Die Darsteller sind gut, die Bilder sind toll, die Regie inszeniert alles ruhig, und das Drehbuch setzt nicht auf Effekthaschereien. Der Soundtrack hält sich unterstützend im Hintergrund. Mit seiner lebensnahen Herangehensweise, sowie dem Spiel damit eventuell jederzeit in eine handfeste Gewaltspirale abzudriften (immerhin hat der Großteil der Dorfbewohner ja Waffen, da Jäger), dies aber nicht zu tun, balanciert der Film sehr wohlfeil. Und immer mehr reißt der Film mit, weil man mit Protagonist Lukas fühlt. Der Film sollte mal all jenen Oberflächlichen gezeigt werden, die sich so ein Quatsch wie "Tod dem Kinderschänder" ans Auto kleben! - Was aber bei mir knapp die Höchtwertung verbietet, ist die anfangs etwas zu langsame Exposition. Da ja 90% der am Film Interessierten wissen wohin die Reise geht (und man das auch aus dem Titel schnell erkennen kann), wäre die ein oder andere Straffung wünschenswert gewesen, um dann am Ende mehr ranzuhängen. Dann nämlich löst sich "Die Jagd" mit einem auf den ersten Blick gar nicht so bedrückenden Epilog auf. Doch der Film tut das m. E. nach eine Spur zu schnell - wo's am Anfang eben zu langsam war! Schließlich könnte man auch noch sagen: Der Titel trifft das Ganze nicht so ganz. Denn weniger wird Lukas gejagt, sondern muss eher sehen wie man ihn anfeindet und sich abschottet. Aber wirklich gejagt, einer Hetzjagd gleich - das passt nicht ganz. Womöglich ist das Original besser, denn "Jagten" könnte auch einfach für jagen, also den infinitiv, stehen. Das passt wiederum mehr zum Teil der Hauptfigur, der seiner Unschuld hinterherjagt.

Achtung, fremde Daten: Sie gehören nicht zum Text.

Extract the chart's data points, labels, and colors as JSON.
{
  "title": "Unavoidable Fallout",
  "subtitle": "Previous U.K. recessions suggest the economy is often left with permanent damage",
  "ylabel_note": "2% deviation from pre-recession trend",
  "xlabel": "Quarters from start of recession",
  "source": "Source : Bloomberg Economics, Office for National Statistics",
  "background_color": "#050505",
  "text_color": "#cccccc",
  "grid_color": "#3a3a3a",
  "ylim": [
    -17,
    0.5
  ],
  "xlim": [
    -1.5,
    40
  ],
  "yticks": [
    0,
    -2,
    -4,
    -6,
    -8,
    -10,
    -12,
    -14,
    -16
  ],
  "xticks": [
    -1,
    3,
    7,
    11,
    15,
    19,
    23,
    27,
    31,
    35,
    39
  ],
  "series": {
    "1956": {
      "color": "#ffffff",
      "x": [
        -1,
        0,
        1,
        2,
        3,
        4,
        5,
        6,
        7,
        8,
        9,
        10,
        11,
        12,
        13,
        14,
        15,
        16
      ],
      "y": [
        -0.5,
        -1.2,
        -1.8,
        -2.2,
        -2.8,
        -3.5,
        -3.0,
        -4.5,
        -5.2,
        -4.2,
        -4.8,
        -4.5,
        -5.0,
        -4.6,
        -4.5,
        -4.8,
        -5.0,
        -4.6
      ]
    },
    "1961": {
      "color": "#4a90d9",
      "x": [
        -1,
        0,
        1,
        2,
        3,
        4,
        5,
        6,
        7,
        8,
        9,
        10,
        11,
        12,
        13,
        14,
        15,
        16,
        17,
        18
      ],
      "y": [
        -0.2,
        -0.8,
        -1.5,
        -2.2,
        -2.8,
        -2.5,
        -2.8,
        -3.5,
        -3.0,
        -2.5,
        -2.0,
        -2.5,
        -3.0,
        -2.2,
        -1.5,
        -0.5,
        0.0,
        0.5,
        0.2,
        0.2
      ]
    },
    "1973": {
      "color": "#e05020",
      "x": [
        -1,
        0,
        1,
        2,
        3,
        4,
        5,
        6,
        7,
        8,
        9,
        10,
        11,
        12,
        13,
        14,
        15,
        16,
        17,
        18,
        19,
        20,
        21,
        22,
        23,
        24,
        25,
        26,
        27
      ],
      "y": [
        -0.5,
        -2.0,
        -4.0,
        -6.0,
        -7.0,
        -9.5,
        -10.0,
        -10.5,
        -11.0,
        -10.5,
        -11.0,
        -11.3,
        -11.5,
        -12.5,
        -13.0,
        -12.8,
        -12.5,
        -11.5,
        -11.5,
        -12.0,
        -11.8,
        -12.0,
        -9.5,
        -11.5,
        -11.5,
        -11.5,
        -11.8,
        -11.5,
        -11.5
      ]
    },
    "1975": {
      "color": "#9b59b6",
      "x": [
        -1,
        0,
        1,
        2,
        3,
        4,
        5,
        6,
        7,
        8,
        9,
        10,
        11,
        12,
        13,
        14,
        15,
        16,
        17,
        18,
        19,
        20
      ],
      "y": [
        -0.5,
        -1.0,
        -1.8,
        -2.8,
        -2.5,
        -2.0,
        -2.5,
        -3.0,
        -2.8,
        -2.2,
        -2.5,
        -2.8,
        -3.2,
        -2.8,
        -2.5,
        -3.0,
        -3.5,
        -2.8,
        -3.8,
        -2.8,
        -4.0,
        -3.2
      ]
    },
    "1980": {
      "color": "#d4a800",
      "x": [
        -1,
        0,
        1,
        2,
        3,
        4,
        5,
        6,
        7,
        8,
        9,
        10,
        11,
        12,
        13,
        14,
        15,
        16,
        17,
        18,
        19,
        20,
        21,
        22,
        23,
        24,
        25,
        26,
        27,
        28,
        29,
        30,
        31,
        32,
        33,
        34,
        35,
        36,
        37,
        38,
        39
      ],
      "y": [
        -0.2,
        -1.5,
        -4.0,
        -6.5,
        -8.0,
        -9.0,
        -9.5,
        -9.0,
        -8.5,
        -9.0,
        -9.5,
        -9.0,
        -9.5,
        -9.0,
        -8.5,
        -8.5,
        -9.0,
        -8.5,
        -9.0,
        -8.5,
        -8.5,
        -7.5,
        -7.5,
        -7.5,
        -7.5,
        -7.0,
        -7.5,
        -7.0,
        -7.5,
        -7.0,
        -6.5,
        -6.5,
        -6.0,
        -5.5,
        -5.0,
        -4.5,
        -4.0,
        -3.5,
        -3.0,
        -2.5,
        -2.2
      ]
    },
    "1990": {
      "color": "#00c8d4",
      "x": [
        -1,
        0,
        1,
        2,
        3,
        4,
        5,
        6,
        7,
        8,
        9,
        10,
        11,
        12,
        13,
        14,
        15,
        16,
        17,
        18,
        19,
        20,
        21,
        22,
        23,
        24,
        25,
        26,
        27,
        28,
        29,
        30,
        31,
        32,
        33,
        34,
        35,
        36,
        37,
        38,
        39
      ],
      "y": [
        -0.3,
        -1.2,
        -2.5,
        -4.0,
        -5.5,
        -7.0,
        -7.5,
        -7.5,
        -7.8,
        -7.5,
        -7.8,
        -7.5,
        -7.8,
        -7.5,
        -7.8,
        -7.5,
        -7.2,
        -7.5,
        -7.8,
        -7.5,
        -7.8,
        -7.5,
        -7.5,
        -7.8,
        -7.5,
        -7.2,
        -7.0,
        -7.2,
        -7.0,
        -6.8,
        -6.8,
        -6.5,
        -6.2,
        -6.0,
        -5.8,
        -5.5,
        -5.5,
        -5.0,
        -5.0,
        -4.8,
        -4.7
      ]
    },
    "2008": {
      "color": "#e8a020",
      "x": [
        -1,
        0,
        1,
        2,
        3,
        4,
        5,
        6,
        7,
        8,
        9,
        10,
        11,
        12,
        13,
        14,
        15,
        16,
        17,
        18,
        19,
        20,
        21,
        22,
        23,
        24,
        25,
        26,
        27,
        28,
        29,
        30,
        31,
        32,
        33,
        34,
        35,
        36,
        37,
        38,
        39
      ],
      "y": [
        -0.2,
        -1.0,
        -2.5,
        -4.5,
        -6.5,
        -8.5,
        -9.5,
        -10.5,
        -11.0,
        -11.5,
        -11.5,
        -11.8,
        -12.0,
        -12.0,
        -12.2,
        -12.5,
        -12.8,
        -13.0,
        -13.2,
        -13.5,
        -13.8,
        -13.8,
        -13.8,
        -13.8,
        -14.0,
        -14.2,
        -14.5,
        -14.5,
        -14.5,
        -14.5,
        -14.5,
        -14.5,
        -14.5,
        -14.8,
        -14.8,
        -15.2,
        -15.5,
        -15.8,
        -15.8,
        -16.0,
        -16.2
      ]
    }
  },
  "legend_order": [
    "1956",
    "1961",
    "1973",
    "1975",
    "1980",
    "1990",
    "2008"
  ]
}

Fazit: Ein ruhiger, realistischer Film, der die Ambivalenz von Menschen zeigt und gekonnt mit den Erwartungen es Zuschauers spielt ohne auch nur je reißerisch zu sein. Nahe an der Perfektion, nur leider anfangs ein Hauch zu langsam, was am Ende, wo es richtig interessant wird, mit ein paar Filmminütchen wiederum fehlt.